Бабка Наталья сказала наконец, что она согласна, и вот в лунную ночь две голодные старухи вышли в огород, подрагивая от холодка, и принялись среди ночи обдергивать грядки. Согнувшиеся, они двигались полшажок за полшажком, медленно, поначалу не столько изымая сорняки, сколько – разглядывая. Они было поискали мотыги, но не знали где и не нашли, к тому же ночью, в темноте вести прополку руками им показалось надежнее. Мальчик, позевывая, тоже вышел за ними – была луна и не спалось.
Они посоветовали ему идти спать, но он отказался, и было удивительно, что они не настаивали: они уже забыли о нем, поглощенные объявившимся и спешным своим делом. Хватая траву под корень, они дергали и дергали, и не сейчас ему было дано узнать, что в старости есть хочется куда острее, чем в любом ином возрасте.
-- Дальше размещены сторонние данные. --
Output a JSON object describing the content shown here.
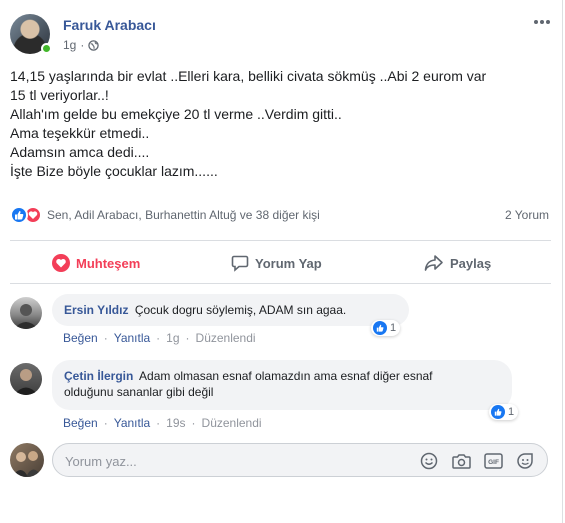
{
  "post": {
    "author": "Faruk Arabacı",
    "time": "1g",
    "lines": [
      "14,15 yaşlarında bir evlat ..Elleri kara, belliki civata sökmüş ..Abi 2 eurom var",
      "15 tl veriyorlar..!",
      "Allah'ım gelde bu emekçiye 20 tl verme ..Verdim gitti..",
      "Ama teşekkür etmedi..",
      "Adamsın amca dedi....",
      "İşte Bize böyle çocuklar lazım......"
    ]
  },
  "reactions_summary": {
    "text": "Sen, Adil Arabacı, Burhanettin Altuğ ve 38 diğer kişi",
    "comment_count": "2 Yorum"
  },
  "actions": {
    "react_label": "Muhteşem",
    "comment_label": "Yorum Yap",
    "share_label": "Paylaş"
  },
  "comments": [
    {
      "name": "Ersin Yıldız",
      "text": "Çocuk dogru söylemiş, ADAM sın agaa.",
      "like": "Beğen",
      "reply": "Yanıtla",
      "time": "1g",
      "edited": "Düzenlendi",
      "reaction_count": "1"
    },
    {
      "name": "Çetin İlergin",
      "text_line1": "Adam olmasan esnaf olamazdın ama esnaf diğer esnaf",
      "text_line2": "olduğunu sananlar gibi değil",
      "like": "Beğen",
      "reply": "Yanıtla",
      "time": "19s",
      "edited": "Düzenlendi",
      "reaction_count": "1"
    }
  ],
  "composer": {
    "placeholder": "Yorum yaz..."
  },
  "colors": {
    "link": "#385898",
    "love": "#f33e58",
    "like": "#1877f2",
    "muted": "#606770"
  }
}
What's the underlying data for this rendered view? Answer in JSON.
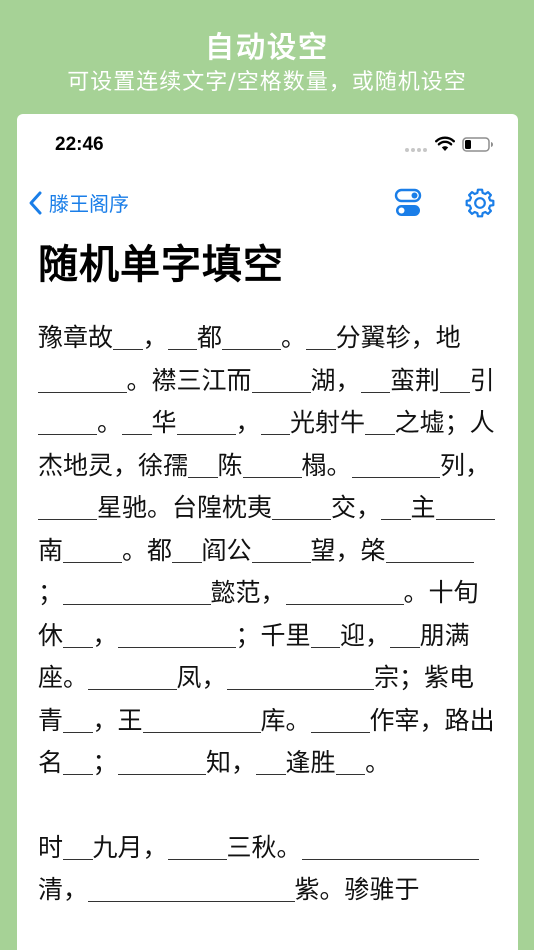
{
  "promo": {
    "title": "自动设空",
    "subtitle": "可设置连续文字/空格数量，或随机设空"
  },
  "status": {
    "time": "22:46"
  },
  "nav": {
    "back_label": "滕王阁序"
  },
  "page": {
    "title": "随机单字填空"
  },
  "paragraphs": [
    [
      {
        "t": "豫章故"
      },
      {
        "b": 1
      },
      {
        "t": "，"
      },
      {
        "b": 1
      },
      {
        "t": "都"
      },
      {
        "b": 2
      },
      {
        "t": "。"
      },
      {
        "b": 1
      },
      {
        "t": "分翼轸，"
      },
      {
        "t": "地"
      },
      {
        "b": 3
      },
      {
        "t": "。襟三江而"
      },
      {
        "b": 2
      },
      {
        "t": "湖，"
      },
      {
        "b": 1
      },
      {
        "t": "蛮"
      },
      {
        "t": "荆"
      },
      {
        "b": 1
      },
      {
        "t": "引"
      },
      {
        "b": 2
      },
      {
        "t": "。"
      },
      {
        "b": 1
      },
      {
        "t": "华"
      },
      {
        "b": 2
      },
      {
        "t": "，"
      },
      {
        "b": 1
      },
      {
        "t": "光射牛"
      },
      {
        "b": 1
      },
      {
        "t": "之墟；人杰地灵，徐孺"
      },
      {
        "b": 1
      },
      {
        "t": "陈"
      },
      {
        "b": 2
      },
      {
        "t": "榻。"
      },
      {
        "b": 3
      },
      {
        "t": "列，"
      },
      {
        "b": 2
      },
      {
        "t": "星驰。台隍枕"
      },
      {
        "t": "夷"
      },
      {
        "b": 2
      },
      {
        "t": "交，"
      },
      {
        "b": 1
      },
      {
        "t": "主"
      },
      {
        "b": 2
      },
      {
        "t": "南"
      },
      {
        "b": 2
      },
      {
        "t": "。都"
      },
      {
        "b": 1
      },
      {
        "t": "阎公"
      },
      {
        "b": 2
      },
      {
        "t": "望，棨"
      },
      {
        "b": 3
      },
      {
        "t": "；"
      },
      {
        "b": 4
      },
      {
        "b": 1
      },
      {
        "t": "懿范，"
      },
      {
        "b": 4
      },
      {
        "t": "。十旬休"
      },
      {
        "b": 1
      },
      {
        "t": "，"
      },
      {
        "b": 1
      },
      {
        "b": 3
      },
      {
        "t": "；千里"
      },
      {
        "b": 1
      },
      {
        "t": "迎，"
      },
      {
        "b": 1
      },
      {
        "t": "朋满座。"
      },
      {
        "b": 1
      },
      {
        "b": 2
      },
      {
        "t": "凤，"
      },
      {
        "b": 5
      },
      {
        "t": "宗；紫电青"
      },
      {
        "b": 1
      },
      {
        "t": "，王"
      },
      {
        "b": 4
      },
      {
        "t": "库。"
      },
      {
        "b": 2
      },
      {
        "t": "作宰，路"
      },
      {
        "t": "出名"
      },
      {
        "b": 1
      },
      {
        "t": "；"
      },
      {
        "b": 3
      },
      {
        "t": "知，"
      },
      {
        "b": 1
      },
      {
        "t": "逢胜"
      },
      {
        "b": 1
      },
      {
        "t": "。"
      }
    ],
    [
      {
        "t": "时"
      },
      {
        "b": 1
      },
      {
        "t": "九月，"
      },
      {
        "b": 2
      },
      {
        "t": "三秋。"
      },
      {
        "b": 5
      },
      {
        "b": 1
      },
      {
        "t": "清，"
      },
      {
        "b": 7
      },
      {
        "t": "紫。"
      },
      {
        "t": "骖骓于"
      }
    ]
  ],
  "icons": {
    "back": "chevron-left-icon",
    "toggle": "toggle-settings-icon",
    "gear": "gear-icon",
    "wifi": "wifi-icon",
    "battery": "battery-icon"
  },
  "colors": {
    "background": "#a6d296",
    "accent": "#1a7ee8"
  }
}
Согбенные, они смещались по грядке медленно, как старые черепашки, он же ходил возле. Он посматривал на луну, которая в тот год холодно и неясно его тревожила. «А ты помогай нам, Андрейка», – сказала Мари, и голос ее, притихшую, выдал – она нервничала. Он стал обдергивать помидоры, приткнувшись меж старухами и двигаясь понемногу следом. Вскоре ему надоело, и, зевая, он только ходил и смотрел, а старая Мари ласковым голоском ему выговаривала: «Ах, лентяй! ах, лентяй! Ты разве не знаешь, милый, кто не работает – тот не ест».
Через час, что ли, Мари сделала попытку разогнуть спину, однако бабка Наталья сказала:
– Нет, недостаточно.
– Но ведь уже четыре грядки, Наташа.
Бабка Наталья не ответила.
– Но ведь огород весь мы никак не осилим!
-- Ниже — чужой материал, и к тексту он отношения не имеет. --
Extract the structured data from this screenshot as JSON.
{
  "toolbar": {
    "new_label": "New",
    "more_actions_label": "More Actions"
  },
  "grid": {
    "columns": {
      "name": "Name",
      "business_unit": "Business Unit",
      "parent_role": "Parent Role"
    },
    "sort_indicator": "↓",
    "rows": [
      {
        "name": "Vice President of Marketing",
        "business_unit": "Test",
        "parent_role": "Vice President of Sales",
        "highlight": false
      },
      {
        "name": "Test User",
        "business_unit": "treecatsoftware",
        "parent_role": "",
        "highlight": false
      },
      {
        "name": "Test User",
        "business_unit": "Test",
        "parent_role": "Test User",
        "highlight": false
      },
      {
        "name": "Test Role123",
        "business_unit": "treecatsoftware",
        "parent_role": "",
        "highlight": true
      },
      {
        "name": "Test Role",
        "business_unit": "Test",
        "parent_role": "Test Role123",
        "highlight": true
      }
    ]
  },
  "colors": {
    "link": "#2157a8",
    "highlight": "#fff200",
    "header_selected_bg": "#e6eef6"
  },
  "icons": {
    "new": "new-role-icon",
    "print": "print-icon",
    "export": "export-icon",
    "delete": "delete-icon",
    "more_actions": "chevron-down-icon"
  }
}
– Не заставляй меня повторять, Мари. Я же сказала: шесть грядок.
Закончившие шесть грядок, они разом иссякли – сели на землю и не вставали. Было слышно, как они дышат. А через минуту-две они встали и припустили бегом, ибо с желанием поесть больше бороться не могли: даже бабка Наталья слишком быстро устремилась в избу. Мари, конечно, летела впереди как на крыльях. Внук за ними еле поспел.
– Садись с нами, перекусишь, – сказала бабка Наталья (нож стучал по столу, она лихорадочно нарезала хлеб).
– Да, садись, садись, – волновалась Мари. – Такая беспокойная у нас ночь сегодня…
Но он-то есть не хотел. Его потянуло на улицу; старухам было не до него, и он, неокликнутый, вновь вышел в огород и уставился на луну: луна, в легких облаках, висела яркая в высоком небе, а низ картины занимали зубчики плетня, черные, как бы вырезанные из черной бумаги. Мальчик взволновался: на частоколе плетня, на неподвижном и как бы вечном, плыли белесые облака, в центре же – тоже неподвижное – разместилось огромное и торжественное желтоватое око. Ощущение красоты и формы взволновало само по себе: оно было так же осязательно, как поверхность предмета, оно было явлено как звук или как запах, и, может быть, красота и форма говорили о желании – но о каком?.. Потрясенный новизной и возникшей тягой, мальчик глаз не сводил и лишь изредка, осторожничая, оглядывался на мокрую ботву и на черное поле огорода, чтобы, оторвавшись от их темной бесформенности, вновь бросить глаза вверх – к совершенству. Он чувствовал себя в полной безопасности рядом с этой грандиозной и торжественной красотой.
Когда мальчик вернулся, они, насытившиеся, лежали на лавках и уже спали: тоненько посапывала бабка Наталья и пушечно-громко храпела крохотная Мари. Он влез на печку и долго, беспричинно томился.
Он еще не заснул, когда дверь в сенях хлопнула и явилась бабка Матрена.
– Внучек, родной мой, – кликнула она негромко, но он не ответил – лежал с открытыми глазами, все еще томимый луной.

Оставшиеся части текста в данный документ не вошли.